Il presidente McKinley ordinò alle truppe di “conquistare la fiducia, il rispetto e l’ammirazione degli abitanti delle Filippine”, così le forze statunitensi lavorarono anche per ripristinare la società civile costruendo scuole e strade, ristrutturando i mercati, migliorando la sanità e i servizi igienici e offrendo l’amnistia ai guerriglieri. Ripristinarono i servizi governativi e gradualmente trasferirono il controllo politico ai filippini. Nonostante questi progressi, i combattimenti durarono un altro anno intero. Il nuovo comandante, il generale Arthur MacArthur, permise un uso maggiore di imprigionamento, deportazione, esecuzione e confisca e/o distruzione di proprietà per punire i guerriglieri.

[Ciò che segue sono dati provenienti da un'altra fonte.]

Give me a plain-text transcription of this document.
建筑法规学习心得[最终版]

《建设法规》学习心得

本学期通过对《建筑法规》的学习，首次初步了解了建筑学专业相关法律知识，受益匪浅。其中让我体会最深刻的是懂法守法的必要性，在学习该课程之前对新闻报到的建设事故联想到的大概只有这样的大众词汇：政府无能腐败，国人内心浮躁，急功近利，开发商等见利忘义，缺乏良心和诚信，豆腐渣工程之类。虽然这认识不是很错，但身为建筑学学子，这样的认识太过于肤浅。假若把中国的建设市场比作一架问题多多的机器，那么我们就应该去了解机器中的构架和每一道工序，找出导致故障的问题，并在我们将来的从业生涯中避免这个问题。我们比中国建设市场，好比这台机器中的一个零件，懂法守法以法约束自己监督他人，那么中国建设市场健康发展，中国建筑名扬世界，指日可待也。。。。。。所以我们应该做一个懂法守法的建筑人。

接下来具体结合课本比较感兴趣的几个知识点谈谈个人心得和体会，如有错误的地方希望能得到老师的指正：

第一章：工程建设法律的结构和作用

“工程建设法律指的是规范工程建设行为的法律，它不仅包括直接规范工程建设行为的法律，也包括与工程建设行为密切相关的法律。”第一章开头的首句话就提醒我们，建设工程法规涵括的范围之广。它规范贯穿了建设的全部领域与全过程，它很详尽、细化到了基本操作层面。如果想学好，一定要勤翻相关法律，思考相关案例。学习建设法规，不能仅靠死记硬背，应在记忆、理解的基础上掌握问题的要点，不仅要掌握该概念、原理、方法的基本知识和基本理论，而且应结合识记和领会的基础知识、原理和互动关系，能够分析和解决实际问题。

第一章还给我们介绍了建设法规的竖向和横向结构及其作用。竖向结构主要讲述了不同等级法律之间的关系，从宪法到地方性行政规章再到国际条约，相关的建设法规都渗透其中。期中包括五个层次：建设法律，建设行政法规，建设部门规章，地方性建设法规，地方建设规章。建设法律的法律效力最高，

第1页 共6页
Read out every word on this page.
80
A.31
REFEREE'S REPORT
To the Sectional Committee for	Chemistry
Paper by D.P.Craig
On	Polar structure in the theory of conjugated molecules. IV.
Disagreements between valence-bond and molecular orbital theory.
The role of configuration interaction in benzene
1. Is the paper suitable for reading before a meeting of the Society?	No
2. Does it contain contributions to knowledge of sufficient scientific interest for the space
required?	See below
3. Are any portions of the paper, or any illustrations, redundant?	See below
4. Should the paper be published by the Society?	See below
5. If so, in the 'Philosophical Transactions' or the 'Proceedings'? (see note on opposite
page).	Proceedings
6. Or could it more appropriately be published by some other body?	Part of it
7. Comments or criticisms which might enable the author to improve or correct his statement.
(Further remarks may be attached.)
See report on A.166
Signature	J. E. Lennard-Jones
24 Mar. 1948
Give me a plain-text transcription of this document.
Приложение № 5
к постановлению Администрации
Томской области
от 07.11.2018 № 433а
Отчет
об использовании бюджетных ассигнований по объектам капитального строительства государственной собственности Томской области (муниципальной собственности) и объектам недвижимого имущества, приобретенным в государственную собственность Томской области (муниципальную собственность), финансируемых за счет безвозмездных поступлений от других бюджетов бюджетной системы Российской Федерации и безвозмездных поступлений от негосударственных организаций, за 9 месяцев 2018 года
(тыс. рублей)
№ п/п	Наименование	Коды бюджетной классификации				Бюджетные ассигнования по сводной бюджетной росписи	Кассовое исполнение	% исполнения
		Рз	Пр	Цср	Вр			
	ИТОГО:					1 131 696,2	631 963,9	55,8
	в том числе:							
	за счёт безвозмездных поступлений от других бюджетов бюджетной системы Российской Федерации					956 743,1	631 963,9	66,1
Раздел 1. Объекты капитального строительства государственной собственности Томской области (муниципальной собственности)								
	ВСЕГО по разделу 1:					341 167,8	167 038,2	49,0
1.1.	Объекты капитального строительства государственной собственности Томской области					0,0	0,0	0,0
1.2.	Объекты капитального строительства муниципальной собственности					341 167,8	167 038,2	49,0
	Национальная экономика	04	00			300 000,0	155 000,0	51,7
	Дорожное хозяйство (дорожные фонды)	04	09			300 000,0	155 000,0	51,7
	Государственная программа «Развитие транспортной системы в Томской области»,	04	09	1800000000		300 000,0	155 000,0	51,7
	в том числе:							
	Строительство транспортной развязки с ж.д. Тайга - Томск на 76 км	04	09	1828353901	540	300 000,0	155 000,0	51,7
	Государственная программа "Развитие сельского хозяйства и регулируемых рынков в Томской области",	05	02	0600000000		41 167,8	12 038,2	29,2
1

Queste misure più severe, insieme alla continua promessa di un trattamento equo e un governo rappresentativo, alla fine spezzarono la schiena del movimento di resistenza. Gli ultimi grandi comandanti rivoluzionari si arresero nella primavera del 1902; e il 4 luglio gli Stati Uniti proclamarono ufficialmente che l’insurrezione era finita.
Nel suo rapporto ufficiale, il segretario alla guerra Elihu Root concluse: “è evidente che l’insurrezione è stata portata alla fine sia rendendo la guerra penosa e senza speranza da un lato, sia rendendo la pace attraente.”
In definitiva, oltre 126.000 soldati regolari e volontari servirono nelle Filippine tra il 1899 e il 1902. Di questi, 1.000 morirono in battaglia o per ferite ricevute in battaglia, altri 3.000 morirono per malattie e altre cause, e quasi altri 3.000 furono feriti.